Robust Image Steganography Approach Based on Edge Detection Combined With CNN Algorithm
Rana Alrawashdeh, M M Shaifur Rahman, Mahmood Niazi
Abstract
Image steganography conceals secret data within a cover image to generate a new image (stego image) in a manner that makes the secret data undetectable. The main problem in image steganography is to find the right balance between the maximum amount of secret data that can be transmitted or stored in the cover image and the quality of the stego image to make the secret data un-noticeable to human senses or other detection mechanisms. In this research, a new framework is proposed that integrates the edge detection strategy (using edge detectors) with the deep learning methods, such as a convolutional neural network (CNN), for making secret data embedding and extraction processes efficient. Firstly, the edges in the cover image are identified using a suitable edge detection method (i.e., using the canny or sobel algorithm), and then the secret data is embedded inside the edge-detected cover image using a deep learning approach, and finally, the created stego image is sent to the receiver. On the receiver side, the secret data is extracted from the stego image using the same deep learning model in a reverse manner.
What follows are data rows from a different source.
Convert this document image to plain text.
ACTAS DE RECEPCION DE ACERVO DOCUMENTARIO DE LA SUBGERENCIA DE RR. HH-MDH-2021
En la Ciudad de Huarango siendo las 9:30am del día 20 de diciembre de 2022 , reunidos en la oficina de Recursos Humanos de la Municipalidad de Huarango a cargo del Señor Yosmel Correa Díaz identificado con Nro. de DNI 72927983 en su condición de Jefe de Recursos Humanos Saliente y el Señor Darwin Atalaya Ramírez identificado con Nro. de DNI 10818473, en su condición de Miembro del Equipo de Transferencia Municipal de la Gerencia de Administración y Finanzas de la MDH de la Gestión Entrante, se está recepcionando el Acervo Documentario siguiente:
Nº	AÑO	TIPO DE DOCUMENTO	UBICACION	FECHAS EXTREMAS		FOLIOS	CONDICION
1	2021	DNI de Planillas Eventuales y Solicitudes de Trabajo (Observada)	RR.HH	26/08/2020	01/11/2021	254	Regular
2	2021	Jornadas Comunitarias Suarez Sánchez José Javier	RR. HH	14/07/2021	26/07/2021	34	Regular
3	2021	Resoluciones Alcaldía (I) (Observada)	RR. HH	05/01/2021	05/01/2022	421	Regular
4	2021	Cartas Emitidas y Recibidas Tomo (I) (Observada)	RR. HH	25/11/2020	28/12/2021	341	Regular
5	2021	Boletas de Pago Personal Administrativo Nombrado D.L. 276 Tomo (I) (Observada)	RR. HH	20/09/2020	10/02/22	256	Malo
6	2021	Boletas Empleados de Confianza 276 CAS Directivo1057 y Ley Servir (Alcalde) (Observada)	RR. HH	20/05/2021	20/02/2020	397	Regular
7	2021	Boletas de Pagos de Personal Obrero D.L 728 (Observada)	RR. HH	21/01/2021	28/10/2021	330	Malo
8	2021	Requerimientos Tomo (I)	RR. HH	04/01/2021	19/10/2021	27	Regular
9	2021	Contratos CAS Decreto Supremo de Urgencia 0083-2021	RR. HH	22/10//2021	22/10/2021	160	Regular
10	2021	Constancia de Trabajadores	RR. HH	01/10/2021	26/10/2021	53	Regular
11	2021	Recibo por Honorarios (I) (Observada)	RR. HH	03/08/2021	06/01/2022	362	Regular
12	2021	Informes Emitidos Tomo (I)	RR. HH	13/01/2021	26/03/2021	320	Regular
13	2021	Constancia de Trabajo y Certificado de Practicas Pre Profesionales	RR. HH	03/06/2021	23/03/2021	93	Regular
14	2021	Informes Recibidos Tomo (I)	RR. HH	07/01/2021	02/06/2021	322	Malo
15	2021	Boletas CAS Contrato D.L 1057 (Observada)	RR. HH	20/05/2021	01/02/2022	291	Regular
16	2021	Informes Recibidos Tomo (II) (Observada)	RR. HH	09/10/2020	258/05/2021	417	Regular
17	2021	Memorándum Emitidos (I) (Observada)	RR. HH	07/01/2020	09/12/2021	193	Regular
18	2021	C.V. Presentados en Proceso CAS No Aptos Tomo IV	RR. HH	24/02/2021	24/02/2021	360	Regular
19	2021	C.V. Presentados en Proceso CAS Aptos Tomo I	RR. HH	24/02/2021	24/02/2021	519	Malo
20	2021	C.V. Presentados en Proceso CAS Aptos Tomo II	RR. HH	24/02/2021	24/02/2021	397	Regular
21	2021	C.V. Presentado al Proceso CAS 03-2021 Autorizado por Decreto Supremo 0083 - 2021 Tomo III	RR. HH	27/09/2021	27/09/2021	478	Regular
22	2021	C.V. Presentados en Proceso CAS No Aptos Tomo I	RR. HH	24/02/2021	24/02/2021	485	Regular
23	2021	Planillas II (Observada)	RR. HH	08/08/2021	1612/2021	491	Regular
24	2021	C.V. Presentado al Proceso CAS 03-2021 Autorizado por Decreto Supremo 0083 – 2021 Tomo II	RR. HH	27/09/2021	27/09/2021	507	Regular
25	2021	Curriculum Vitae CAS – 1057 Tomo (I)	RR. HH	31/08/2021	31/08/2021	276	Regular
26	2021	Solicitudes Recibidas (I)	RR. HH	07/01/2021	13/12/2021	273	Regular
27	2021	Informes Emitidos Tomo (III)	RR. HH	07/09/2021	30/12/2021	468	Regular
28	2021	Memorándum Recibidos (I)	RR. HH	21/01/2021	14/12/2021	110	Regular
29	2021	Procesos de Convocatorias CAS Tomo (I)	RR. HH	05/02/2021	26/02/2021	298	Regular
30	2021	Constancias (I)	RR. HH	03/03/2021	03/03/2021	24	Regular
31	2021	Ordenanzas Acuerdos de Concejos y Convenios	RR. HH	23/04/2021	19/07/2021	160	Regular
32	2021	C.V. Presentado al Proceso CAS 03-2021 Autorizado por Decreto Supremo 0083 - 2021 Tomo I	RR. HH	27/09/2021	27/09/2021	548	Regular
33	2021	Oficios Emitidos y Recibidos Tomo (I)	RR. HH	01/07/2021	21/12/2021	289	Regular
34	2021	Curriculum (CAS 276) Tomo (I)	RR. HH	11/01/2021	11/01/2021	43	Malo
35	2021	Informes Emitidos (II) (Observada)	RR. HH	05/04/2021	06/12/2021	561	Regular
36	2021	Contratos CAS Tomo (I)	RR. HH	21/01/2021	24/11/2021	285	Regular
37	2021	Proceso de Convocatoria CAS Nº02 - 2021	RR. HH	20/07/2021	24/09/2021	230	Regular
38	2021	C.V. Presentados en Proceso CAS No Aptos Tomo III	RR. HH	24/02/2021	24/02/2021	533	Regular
In this article, we considered three datasets, such as the Ting ImageNet, Bossbase, and USC-SIPI datasets, to make edge-detected cover images and then consider them to build a deep learning model. We then evaluated the performance of our proposed deep learning model based embedding and extraction approach using various metrics related to imperceptibility, capacity, and robustness. Experimental results show high imperceptibility with PSNR (Peak Signal-to-Noise Ratio) reaching up to 39.85 dB and SSIM (Structural Similarity Index) up to 0.997 when using sobel, and PSNR up to 33.08 dB and SSIM up to 0.995 when using canny. The developed model also provides a higher capacity of 8 bits per pixel (BPP) and have ensured the robustness of the system against common image processing attacks (e.g., JPEG compression, Gaussian noise, salt-and-pepper, speckle, and filtering) which is validated with PSNR values up to 76.2 dB and error rates (Re) ranging between 0.32 and 0.47. Security testing using state-of-the-art steganalyzers (Xu-Net and Ye-Net) shows detection accuracy around 0.45-0.67 only, indicating strong resistance to steganalysis.